At the end of Star Wars, Episode III: Revenge of the Sith, viewers got to see a glimpse of the construction of the first Death Star as the Emperor and Darth Vader were meeting with Grand Moff Tarkin on a Star Destroyer. This book pics up right where that movie stops and caries readers through the events surrounding the moon-sized station as it is built through its destruction at the end of the original Star Wars movie.
The difference is the story is told completely from the persepectives of characters that are usually behind the scenes in such story. While we get periodic glimpses of Vader and Tarkin and the characters run into many of the primary characters of Star Wars, they are not the narrators. Instead we get a glimpse into the minds of a TIE fighter pilot, a cantina owner and her bouncer, a doctor, a librarian, and engineer/political dissident, and a few other characters. Some are drawn from the Expanded Universe of books that have been written over the years, but most are new characters. This does a nice job of tying together the various forms of Star Wars.

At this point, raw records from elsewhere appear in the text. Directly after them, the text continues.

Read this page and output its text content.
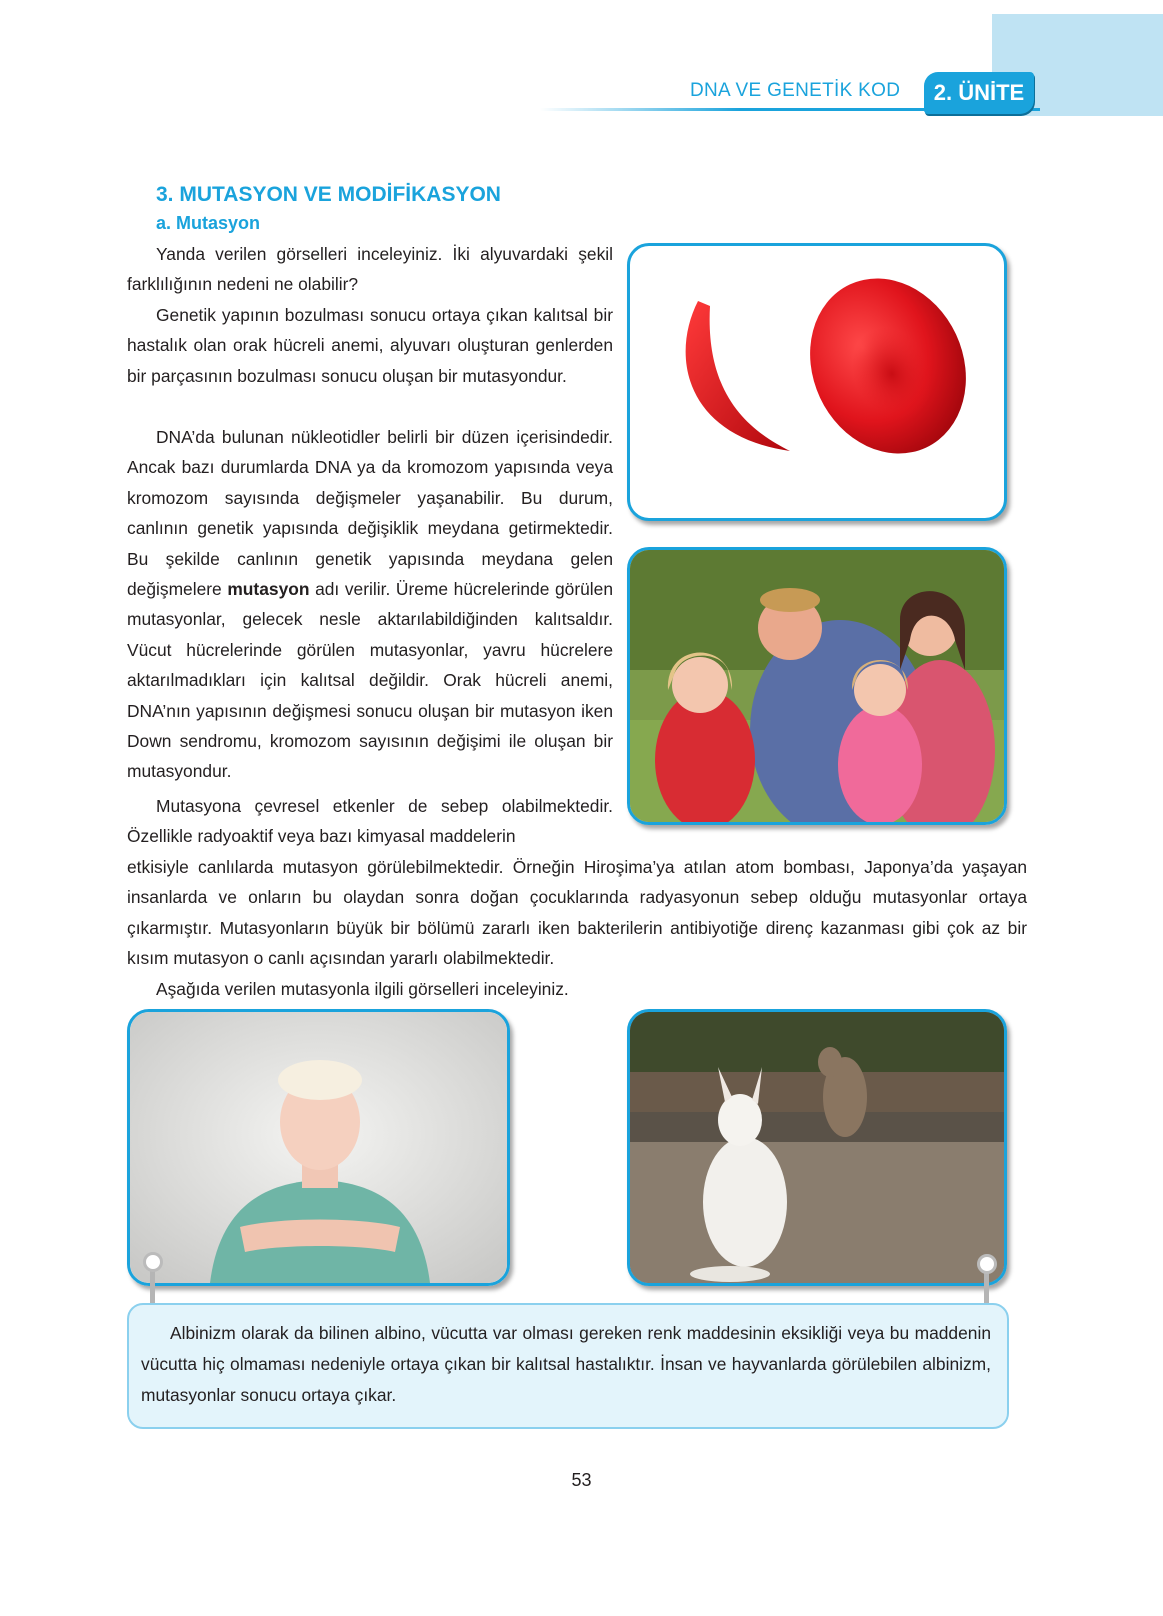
DNA VE GENETİK KOD	2. ÜNİTE
3. MUTASYON VE MODİFİKASYON
a. Mutasyon

Yanda verilen görselleri inceleyiniz. İki alyuvardaki şekil farklılığının nedeni ne olabilir?

Genetik yapının bozulması sonucu ortaya çıkan kalıtsal bir hastalık olan orak hücreli anemi, alyuvarı oluşturan genlerden bir parçasının bozulması sonucu oluşan bir mutasyondur.

DNA’da bulunan nükleotidler belirli bir düzen içerisindedir. Ancak bazı durumlarda DNA ya da kromozom yapısında veya kromozom sayısında değişmeler yaşanabilir. Bu durum, canlının genetik yapısında değişiklik meydana getirmektedir. Bu şekilde canlının genetik yapısında meydana gelen değişmelere mutasyon adı verilir. Üreme hücrelerinde görülen mutasyonlar, gelecek nesle aktarılabildiğinden kalıtsaldır. Vücut hücrelerinde görülen mutasyonlar, yavru hücrelere aktarılmadıkları için kalıtsal değildir. Orak hücreli anemi, DNA’nın yapısının değişmesi sonucu oluşan bir mutasyon iken Down sendromu, kromozom sayısının değişimi ile oluşan bir mutasyondur.

Mutasyona çevresel etkenler de sebep olabilmektedir. Özellikle radyoaktif veya bazı kimyasal maddelerin

etkisiyle canlılarda mutasyon görülebilmektedir. Örneğin Hiroşima’ya atılan atom bombası, Japonya’da yaşayan insanlarda ve onların bu olaydan sonra doğan çocuklarında radyasyonun sebep olduğu mutasyonlar ortaya çıkarmıştır. Mutasyonların büyük bir bölümü zararlı iken bakterilerin antibiyotiğe direnç kazanması gibi çok az bir kısım mutasyon o canlı açısından yararlı olabilmektedir.

Aşağıda verilen mutasyonla ilgili görselleri inceleyiniz.

Albinizm olarak da bilinen albino, vücutta var olması gereken renk maddesinin eksikliği veya bu maddenin vücutta hiç olmaması nedeniyle ortaya çıkan bir kalıtsal hastalıktır. İnsan ve hayvanlarda görülebilen albinizm, mutasyonlar sonucu ortaya çıkar.

53
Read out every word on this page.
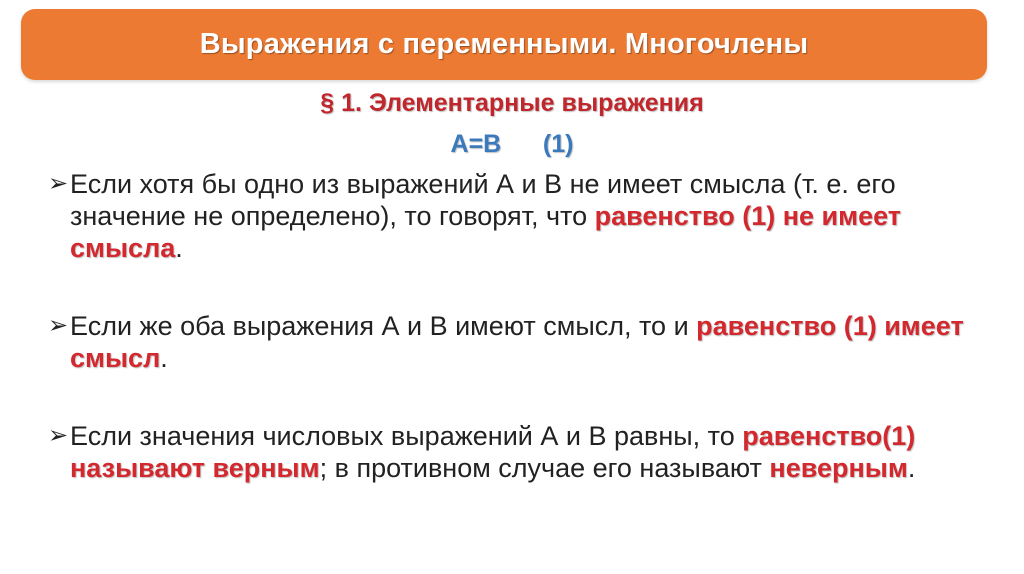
Выражения с переменными. Многочлены
§ 1. Элементарные выражения
A=B      (1)
➢ Если хотя бы одно из выражений А и В не имеет смысла (т. е. его значение не определено), то говорят, что равенство (1) не имеет смысла.
➢ Если же оба выражения А и В имеют смысл, то и равенство (1) имеет смысл.
➢ Если значения числовых выражений А и В равны, то равенство(1) называют верным; в противном случае его называют неверным.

The space station actually becomes a character of its own as it is built. The authors also do a great job of showing how perspective plays a big role on who is considered good and evil. The Rebel Alliance takes on the form of terrorists fighting against the organized government of the Empire. It really makes you think, particularly as many of the characters do the same. They start to see that the Galactic Empire might not be as wonderful as they thought, particularly as the station's monstrous weapon is used on planets both to test it and to use it to instill fear.
This is one of the best books in the Expanded Universe that I have read.